The fact is, you really don't know what being tired is until you have a baby. People try to warn you. "Make sure you sleep when the baby sleeps!" is the most common pearl thrown your way. The main problem is that the exhaustion sneaks up on you. When you are at the hospital after pushing out the tiny human (or in my case, having them extracted), you are on this high of "holy cow, I have a freaking baby!" and are too busy staring at them like a crazy person to feel the full extent of your fatigue. It also helps that the nurses keep popping in to bring you things and feed you cookies (for real, my hospital did a 4pm warm cookies and milk, it was 59% of the reason we chose that hospital) and keep you on a steady stream of happy drugs. So you leave the hospital thinking "I got this, this is going to be so easy!"



Then that first night home. If you are anything like me and Jonny, you took all the baby classes where they tell you how to keep your baby alive. In these classes, you learn everything about SIDS and positional suffocation and by the time your baby gets there you have this bizarre belief that if you close your eyes while your baby is asleep, they will immediately stop breathing. How can I sleep knowing that my selfish need for rest is probably, most like, 100% going to kill my child? So you lay there in the bed and stare at them....for hours. I watched a lot of Netflix those first few nights. Mostly Psych because it was funny and lighthearted and because the theme song kept me awake. Jonny and I took shifts so one could pretend to sleep while the other contemplated tapping their eyelids open. I kept telling myself that everything was awesome and that I would just never sleep again. Sleep was for the weak and I was a supermom. If Snookie could keep her baby alive, so could I.



This fantasy didn't last very long. After what I can only describe as a nervous breakdown after 3 days of no sleep, I realized that sleep is in fact quite important to the human existence. I was having anxiety attacks, hearing baby cries when she was asleep, and being a general pain in everyone's butt. I would have crying fits and feel like I was literally going crazy. It was a low that I hadn't felt since the day we found out Mira had Dandy Walker when I was 20 weeks pregnant. That feeling of total loss of control, of seeing the world moving around you and having no way or reaching out to stop it. It sucks man. It was decided that we should probably formulate a new plan, one that involved not being completely insane. So we started trying to sleep. We eventually got a sleep monitor (which I HIGHLY recommend to all new moms: http://mylevana.com/product/Oma_Powered_by_Snuza.eng-55.html) and began getting some solid 4 hour blocks in. It was amazing, I didn't know what to do with myself.
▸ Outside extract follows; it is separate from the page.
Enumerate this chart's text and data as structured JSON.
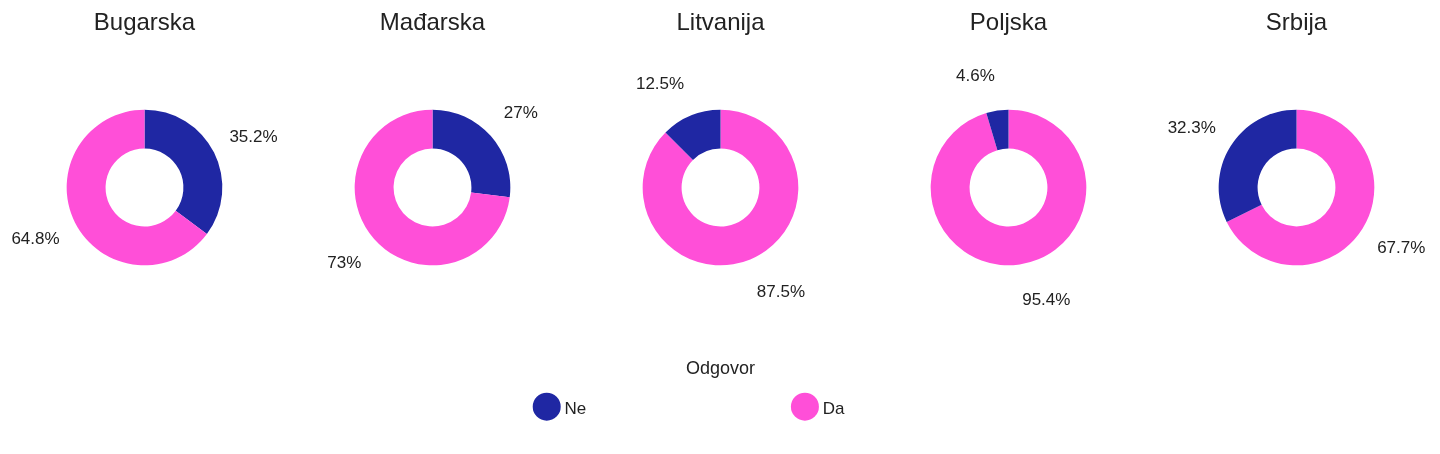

At about 3 months, things started to fall into place. I'm not saying that suddenly things went back to normal and I was waking up like a Disney princess with birds fluttering around my head, but something strange did happen. My body accepted the exhaustion. I started functioning at an acceptable capacity and felt like maybe, just maybe, I could survive it all.

Now the tiredness is a regular part of life. Yeah sometimes I put the chips in the fridge and every once in a while I stand staring at a room for 5 minutes trying desperately to remember why I walked in there. This one time I walked around Home Depot for an hour, talking to people, looking around, reading signs, and still thought I was at Lowe's the whole time up until I tried to pay with my Lowe's gift card at the register and the cashier stifled a laugh (I almost punched him the face, he's lucky he's still alive). But we are making it.

I wish I could go back in time and tell "Losing it Whitney" that things are going to be ok. That she was going to make it and that the impending doom could be defeating by something as simple as a cat nap. That the feeling of utter exhaustion that she despised would soon become that annoying friend that is always hanging around but you don't mind anymore because hey, that's just crazy Jim, don't worry about him.


So to any brand new mom's our there that are feeling that scary pull of insanity creeping in, it does get better. It takes a while, it's hard, but once it clicks the euphoria of it is so sweet it that you actually start to forget the not so great parts. You look at your baby while she is sleeping not because you are afraid, but because she is just so freaking adorable you might explode. And while you may feel like a zombie walking around a lot of the time, you are more like the zombies at the end of Shaun of the Dead. Still zombies, but nice zombies that are part of society and play video games and stuff.